US correspondent Thomas May attends a boldy engaging interpretation of Vivaldi’s inescapable classic featuring Seattle Symphony associate concertmaster Helen Kim at Benaroya Hall on 1 May 2025
Though the Seattle Symphony fielded a notably smaller ensemble for this week’s Baroque programme – some players are doubling in Seattle Opera’s Tosca, which opens on the weekend—the aesthetic impact was anything but modest. The concert’s first half, led by associate conductor Sunny Xia, presented dynamic performances of sacred works by Bach and Vivaldi, but it was soloist Helen Kim’s Four Seasons following intermission that delivered the evening’s most arresting and satisfying musical insights.
Serving as the orchestra’s associate concertmaster since the 2022–23 season, Kim performed on a new instrument finished only two months earlier by Alina Kostina, a Seattle-based violin maker. She already sounded completely at home exploring its possibilities, just as she was with Vivaldi’s ubiquitous quartet of violin concerti, published as part of a larger collection exactly three centuries ago. That familiarity, however, led not to routine but to risk-taking and a strikingly original, characterful interpretation.
Rather than treat The Four Seasons as received wisdom, Kim conveyed a sense of its wondrous novelty. With line-by-line English translations of each season’s corresponding sonnets projected above the stage, the music’s vivid programmatic elements came to life like scenes unfolding on a screen. The sheer variety of sonic images Kim commanded – entire ecosystems, along with the moods and misadventures of humanity – was rendered with remarkable specificity and flair. Vivaldi’s music became an invitation to animate a gallery of types as varied as those in a genre painting by Brueghel.
Rather than treat The Four Seasons as received wisdom, Kim conveyed a sense of its wondrous novelty
In ‘Spring,’ Kim’s violin danced with a joy both elegant and earthy. ‘Summer’ proved particularly gripping, filled with environmental menace and expressive daring. Kim’s imaginative phrasing differentiated each avian reference: the plaintive coo of the turtle dove, the twitchy dart of the finch.

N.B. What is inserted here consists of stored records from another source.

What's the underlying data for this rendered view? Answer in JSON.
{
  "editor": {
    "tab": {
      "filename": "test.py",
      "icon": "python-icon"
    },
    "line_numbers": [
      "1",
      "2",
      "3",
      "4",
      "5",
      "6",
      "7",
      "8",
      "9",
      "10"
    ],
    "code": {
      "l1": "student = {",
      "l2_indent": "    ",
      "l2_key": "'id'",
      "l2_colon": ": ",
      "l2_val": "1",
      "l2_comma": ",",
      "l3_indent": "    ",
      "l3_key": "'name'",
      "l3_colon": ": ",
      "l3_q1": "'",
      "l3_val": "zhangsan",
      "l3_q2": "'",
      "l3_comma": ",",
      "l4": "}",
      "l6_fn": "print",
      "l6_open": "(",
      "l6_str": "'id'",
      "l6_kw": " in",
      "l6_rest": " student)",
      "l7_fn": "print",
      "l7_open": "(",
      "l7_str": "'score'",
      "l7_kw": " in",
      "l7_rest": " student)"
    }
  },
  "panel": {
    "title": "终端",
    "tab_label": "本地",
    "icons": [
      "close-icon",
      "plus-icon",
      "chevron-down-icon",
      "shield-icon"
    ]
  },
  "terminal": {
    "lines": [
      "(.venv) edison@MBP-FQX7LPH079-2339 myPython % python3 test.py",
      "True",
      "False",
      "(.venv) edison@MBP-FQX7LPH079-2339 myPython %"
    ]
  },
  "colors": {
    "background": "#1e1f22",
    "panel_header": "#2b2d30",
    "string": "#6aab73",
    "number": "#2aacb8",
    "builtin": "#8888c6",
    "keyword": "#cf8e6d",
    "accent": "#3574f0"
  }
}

Her tempo elasticity had theatrical purpose – the nervous stillness of the Adagio inevitably giving way to a storm of tautly howling ferocity. Kim’s violin spoke in a language as contemporary as it was Baroque.
Abounding with surprises, Kim’s playing showed a gift for making even the most familiar passage feel freshly imagined, avoiding eccentricity while underscoring Vivaldi’s innovation. ‘Autumn’ found her teasing out an almost surreal humour, with woozy gestures depicting Bacchic revels and drunken slumber, while the onomatopoeia of the hunt displayed another dimension of her virtuosity. Her warm legato in the Largo from ‘Winter’ offered lyrical shelter from the biting cold.
It was also a deeply collaborative performance, with Kim leading her colleagues in a shared exploration – echoing bird calls with fellow strings and engaging in spirited dialogue with cellist Meeka Quan DiLorenzo.
The first half of the programme included Vivaldi’s other most famous composition. In his Gloria, soprano Nola Richardson’s silvered radiance was complemented by the expressive warmth of mezzo-soprano Sarah Larsen and oboist Mary Lynch VanderKolk. Leading a chamber-size version of the orchestra and the Seattle Symphony Chorale, Sunny Xia shaped a compelling dramatic arc. Richardson’s agile voice also came to the fore in the opening solo cantata by Bach—Jauchzet Gott in allen Landen! (BWV 51)—paired with trumpeter David Gordon’s brilliant tone.